A braided bully stick is essentially three bully sticks braided into one. This braided design does two important things.
It makes the stick last longer, and those extra bumps from the braiding help remove even more plaque from a dog’s teeth.
For a teething dog, this braided texture feels amazing on their sore gums.
When to Give These Two Dog Chew Options
In general, you should begin giving your puppy these dog chew options when he begins teething.
Teething is a painful process and chewing helps alleviate that pain by helping the teeth break through the gums.
It causes an intense desire to chew, which is why many puppies become so destructive.
They need to chew so badly that they will gnaw on absolutely anything. That means your best course of action is to get that chew into their mouths immediately.

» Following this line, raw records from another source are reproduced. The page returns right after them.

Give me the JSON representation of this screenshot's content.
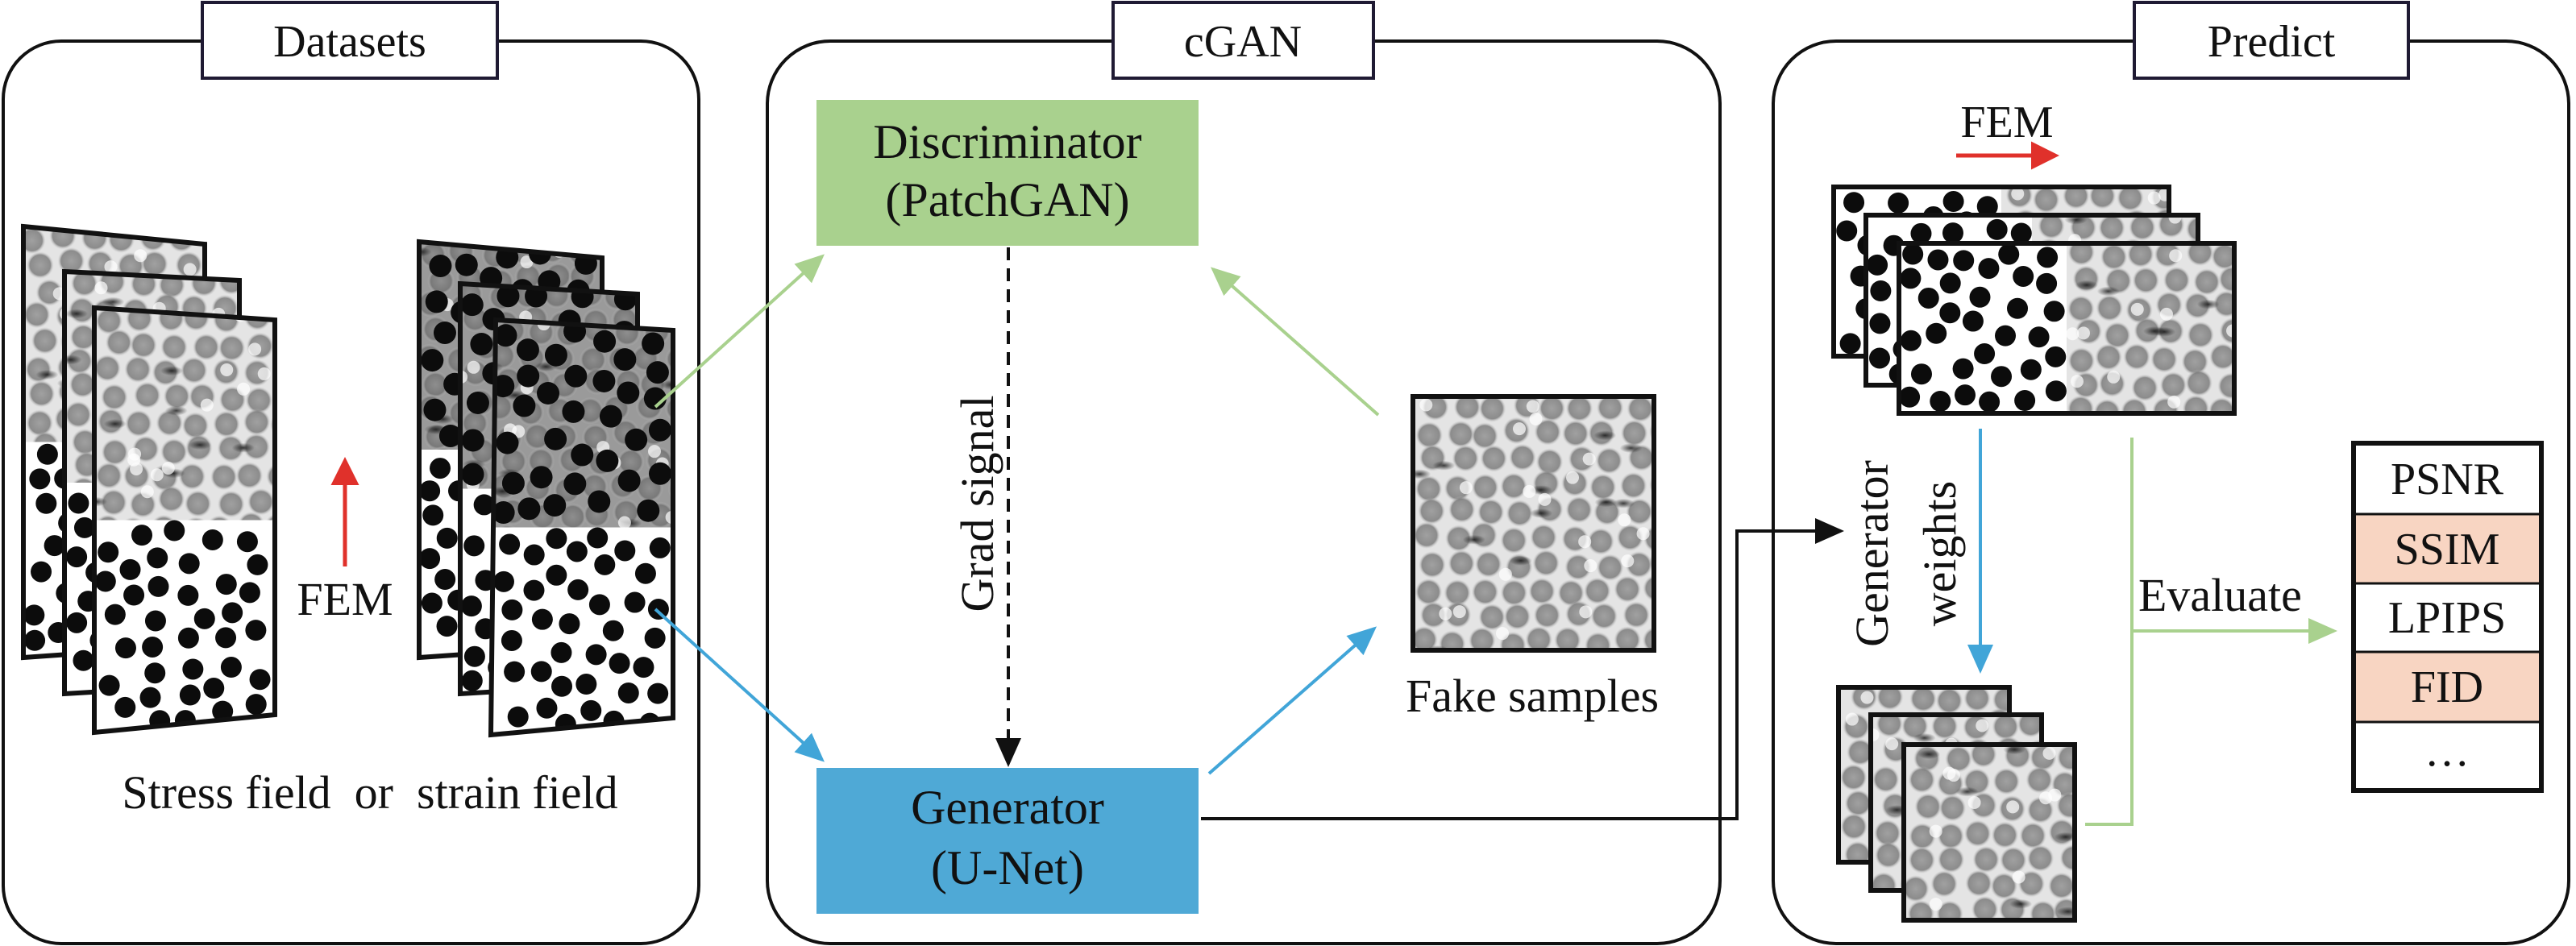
{
  "panels": {
    "datasets": {
      "title": "Datasets",
      "fem_label": "FEM",
      "caption": "Stress field  or  strain field"
    },
    "cgan": {
      "title": "cGAN",
      "discriminator": {
        "name": "Discriminator",
        "subtitle": "(PatchGAN)"
      },
      "generator": {
        "name": "Generator",
        "subtitle": "(U-Net)"
      },
      "grad_signal": "Grad signal",
      "fake_samples": "Fake samples"
    },
    "predict": {
      "title": "Predict",
      "fem_label": "FEM",
      "generator_weights": [
        "Generator",
        "weights"
      ],
      "evaluate": "Evaluate",
      "metrics": [
        {
          "label": "PSNR",
          "highlight": false
        },
        {
          "label": "SSIM",
          "highlight": true
        },
        {
          "label": "LPIPS",
          "highlight": false
        },
        {
          "label": "FID",
          "highlight": true
        },
        {
          "label": "…",
          "highlight": false
        }
      ]
    }
  },
  "colors": {
    "discriminator": "#a9d18e",
    "generator": "#4fa9d6",
    "green_arrow": "#a9d18e",
    "blue_arrow": "#41a5d8",
    "red_arrow": "#e0312b",
    "metric_highlight": "#f8d5c2"
  }
}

For teething puppies, I recommend the bully stick.
Kong and other feeder toys are more appropriate for older dogs as a form of entertainment and stimulation.
However, puppies have one job in mind: relieving the pain of teething.
Braided bully sticks are the perfect dog chew option because the texture and shape allow your puppy to really work his gums from the front all the way to the back of his mouth.
Stick with My Two Recommended Dog Chews
No matter what any website or other dog owner tells you, stick with Kongs and bully sticks for dog chew options.
There is too much potential for injury with pretty much any other dog chew out there.
While you may hear stories from other owners about how their dogs have been chewing on X dog chew for years with no problem, that doesn’t mean that a problem can’t happen.
Remember, an ounce of prevention is worth thousands of dollars in cure when it comes to our dogs.